Evaluation of expressions

The evaluation has the purpose of computing a single value out of an expression. For a successful evaluation, it is a precondition that a type could successfully be inferred from the respective expression. Also, the value for each free variable in that expression (i.e. literals resembling placeholders for values) needs to be known beforehand. Therefore, an ExecutionContext object is passed to the evaluation which holds values for free variables in the current context.

Algorithm

The algorithm for evaluating expressions is also based on a recursive depth-first search, similar to how the type inference works:

Again, literals are the base case. A value literal trivially evaluates to its own value. Other literals that resemble free variables evaluate to their value provided by the given ExecutionContext object.

Regarding operators, their operands first are evaluated recursively. Next, using the concrete operand values, the operator computes its resulting value. This is defined in operator evaluator classes located here. The classes are registered in operator-registry.ts for every operator, similar to the previously mentioned type computers.

The result of an evaluation may be undefined in case any errors occurred.
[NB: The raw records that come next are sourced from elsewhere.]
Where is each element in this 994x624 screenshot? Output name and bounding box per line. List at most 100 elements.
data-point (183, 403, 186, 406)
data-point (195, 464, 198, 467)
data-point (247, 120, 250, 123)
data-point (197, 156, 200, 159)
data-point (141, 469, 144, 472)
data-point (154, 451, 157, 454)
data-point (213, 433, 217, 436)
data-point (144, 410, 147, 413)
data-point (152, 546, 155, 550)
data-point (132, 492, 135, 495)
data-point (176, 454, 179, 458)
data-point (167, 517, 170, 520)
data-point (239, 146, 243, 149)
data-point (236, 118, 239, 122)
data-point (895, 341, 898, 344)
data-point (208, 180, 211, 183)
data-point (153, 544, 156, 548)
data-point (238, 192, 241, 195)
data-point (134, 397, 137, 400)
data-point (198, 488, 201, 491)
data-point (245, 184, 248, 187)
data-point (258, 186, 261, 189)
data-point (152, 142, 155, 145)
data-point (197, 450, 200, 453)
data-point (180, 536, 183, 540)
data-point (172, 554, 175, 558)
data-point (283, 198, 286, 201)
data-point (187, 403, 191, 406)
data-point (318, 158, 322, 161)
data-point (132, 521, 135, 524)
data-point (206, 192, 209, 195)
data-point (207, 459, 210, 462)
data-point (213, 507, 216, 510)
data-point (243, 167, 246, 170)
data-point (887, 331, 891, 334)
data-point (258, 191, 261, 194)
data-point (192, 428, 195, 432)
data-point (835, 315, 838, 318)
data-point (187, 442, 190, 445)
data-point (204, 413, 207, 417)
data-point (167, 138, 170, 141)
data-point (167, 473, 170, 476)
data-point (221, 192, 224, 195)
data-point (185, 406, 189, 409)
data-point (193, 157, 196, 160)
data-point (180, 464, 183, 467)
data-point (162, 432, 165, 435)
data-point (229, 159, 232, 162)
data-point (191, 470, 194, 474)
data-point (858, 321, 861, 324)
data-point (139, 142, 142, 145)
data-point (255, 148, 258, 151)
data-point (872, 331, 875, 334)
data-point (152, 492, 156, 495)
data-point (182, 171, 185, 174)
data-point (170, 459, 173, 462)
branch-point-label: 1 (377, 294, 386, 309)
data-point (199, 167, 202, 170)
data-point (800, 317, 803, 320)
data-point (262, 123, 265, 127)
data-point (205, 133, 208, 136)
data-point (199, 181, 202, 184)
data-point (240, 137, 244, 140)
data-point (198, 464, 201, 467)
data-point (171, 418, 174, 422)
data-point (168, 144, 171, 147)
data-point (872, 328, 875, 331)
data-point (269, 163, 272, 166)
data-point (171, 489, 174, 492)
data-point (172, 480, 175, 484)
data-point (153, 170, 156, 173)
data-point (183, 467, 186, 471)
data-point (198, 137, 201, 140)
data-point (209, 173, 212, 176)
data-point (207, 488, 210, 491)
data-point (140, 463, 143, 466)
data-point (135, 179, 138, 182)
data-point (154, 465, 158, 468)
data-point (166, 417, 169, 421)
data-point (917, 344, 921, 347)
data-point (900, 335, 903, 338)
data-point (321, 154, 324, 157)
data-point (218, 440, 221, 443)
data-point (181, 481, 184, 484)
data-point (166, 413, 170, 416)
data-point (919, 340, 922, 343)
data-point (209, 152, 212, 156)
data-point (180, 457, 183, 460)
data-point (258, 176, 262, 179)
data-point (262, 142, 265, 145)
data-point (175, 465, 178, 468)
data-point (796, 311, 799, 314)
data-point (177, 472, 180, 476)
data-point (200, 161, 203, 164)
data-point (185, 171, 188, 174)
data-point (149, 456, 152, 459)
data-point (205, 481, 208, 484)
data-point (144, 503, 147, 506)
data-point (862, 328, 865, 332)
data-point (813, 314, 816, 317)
If the preconditions were all met, such errors are most likely arithmetic errors (like division by zero). It is possible to provide a ValidationContext object to the evaluation for reporting such errors as diagnostics.

Evaluation strategies

There are different evaluation strategies to choose from. They affect the way, expressions are evaluated and thus have an impact on their semantics:

  • exhaustive: A full depth-first search is performed, all parts of an expression are evaluated.
  • lazy: An evaluation with the least effort is performed. Logical operators use short circuit semantics and binary operators don't evaluate their right operand if the left one evaluated to undefined.